Tutti, nessuno escluso, sono concordi nell’affermare che qualcosa nell’aria, nell’acqua, persino nella terra è cambiato, e un silenzioso ma gelido senso di minaccia imminente si insinua sotto pelle fino a produrre brividi ghiacciati persino sotto lo sguardo implacabile del sole di rame del deserto.

Molti sapienti affermano che gli elementi stanno soffrendo una sorta di squilibrio, e la natura rifugge con orrore tutto ciò che non ha un suo equilibrio implicito: alla fine di tutto, infatti, è l’equilibrio tra vita e morte che rende questo mondo ciò che è, e le voci di morti che non riescono a riposare nelle loro tombe, di persone che scompaiono nel deserto per ricomparire in notti agitate, a metà tra il sogno e la veglia, le ossa sbiancate che sempre più spesso fanno da cornice ai punti più remoti della Via, contribuiscono a far viaggiare veloci i racconti di orrori che non dovrebbero calpestare il suolo di questo mondo.
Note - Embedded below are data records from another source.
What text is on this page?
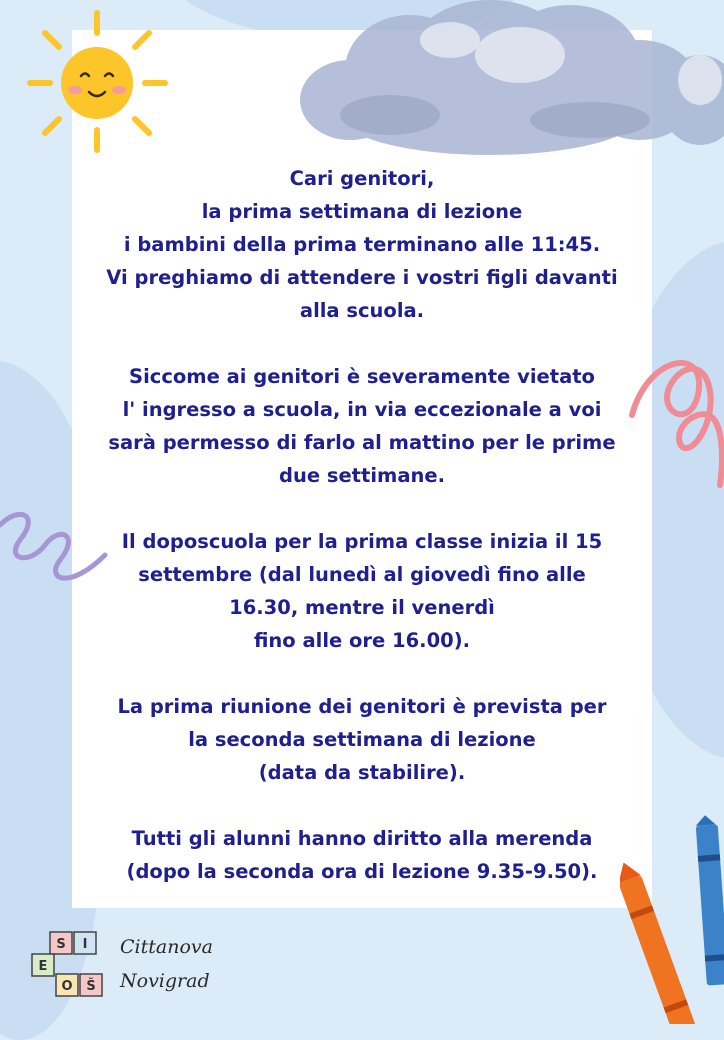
Cari genitori,
la prima settimana di lezione
i bambini della prima terminano alle 11:45.
Vi preghiamo di attendere i vostri figli davanti
alla scuola.
Siccome ai genitori è severamente vietato
l' ingresso a scuola, in via eccezionale a voi
sarà permesso di farlo al mattino per le prime
due settimane.
Il doposcuola per la prima classe inizia il 15
settembre (dal lunedì al giovedì fino alle
16.30, mentre il venerdì
fino alle ore 16.00).
La prima riunione dei genitori è prevista per
la seconda settimana di lezione
(data da stabilire).
Tutti gli alunni hanno diritto alla merenda
(dopo la seconda ora di lezione 9.35-9.50).
S I
E
O Š
Cittanova
Novigrad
Neppure durante il giorno, poi, alcuni luoghi sono del tutto sicuri, e l’odore dolciastro di putrefazione aleggia sempre più spesso nel vento, insinuandosi in mezzo ai profumi dei mercati e agli effluvi dei falò, ricordando a tutti quelli che lo percepiscono che ovunque si trovano tombe piene di corpi morti, e che se questi dovessero davvero cominciare a rialzarsi, il mondo potrebbe finire per somigliare ad un vero e proprio inferno in terra…

La Morte Nel Magog

Da sempre l’essere umano ha visto orrori, paure e cose innominabili negli angoli bui durante le ore notturne, ma mentre nel resto del mondo la maggior parte di questi orrori sono solo una miscela di dicerie, animali notturni e paure ataviche, nel Magog la notte è letteralmente un velo oscuro che si alza su un groviglio di esseri pericolosi e famelici, di terrori veri e tangibili e di pericoli mortali che, giorno dopo giorno, minacciano di inghiottire l’intera Asia in un letale pozzo di oscurità eterna, per poi tracimare oltre i confini del muro e divorare l’intero mondo.

Voci inquietanti hanno cominciato a muoversi strisciando lungo le vie di comunicazione, raccontando di episodi terrificanti e misteriosi: persone trovate morte con un’espressione di assoluto terrore sul volto, villaggi fantasma nei quali nessuna traccia di vita è rimasta, carovane scomparse nel nulla, animali straziati da una violenza troppo grande e feroce per essere attribuita anche al più orribile degli esseri umani.

Le voci, col tempo si sono accumulate e trasformate, assumendo una vita propria e cominciando a spargersi incontrollate come un’onda di piena, ma le alte mura delle grandi città e le lance appuntite dei guerrieri hanno contribuito ad arginare tale marea, infondendo nella gente la convinzione che mura, guerrieri e numero avrebbero potuto tenere a bada qualsiasi orrore la notte avrebbe scagliato sul mondo.

E così, per anni, le voci si sono gonfiate fuori dai centri abitati più grandi, mentre villaggi sperduti continuavano a sparire, carovane a perdersi nella notte e coraggiosi solitari a non essere mai più rivisti nelle stazioni di posta e alle porte di grandi città; la vita, naturalmente, proseguiva, di giorno sotto il sole cocente e di notte alla luce di mille lanterne, che nonostante la negazione degli abitanti delle città rilucevano adesso più numerose e decisamente meglio alimentate.

Ma il Magog non si è fermato davanti allo scetticismo della gente, non si è fermato davanti agli spazi sterminati dell’Asia e, di certo, non si fermerà davanti a mura alte e solide, poiché il suo esercito sta crescendo inesorabilmente, ed ogni sua vittima va solo a rinfoltire le fila di quest’armata che, lentamente ma inesorabilmente, sta tracimando dai confini crepati che separano il luminoso mondo dei vivi da quello tenebroso dei morti.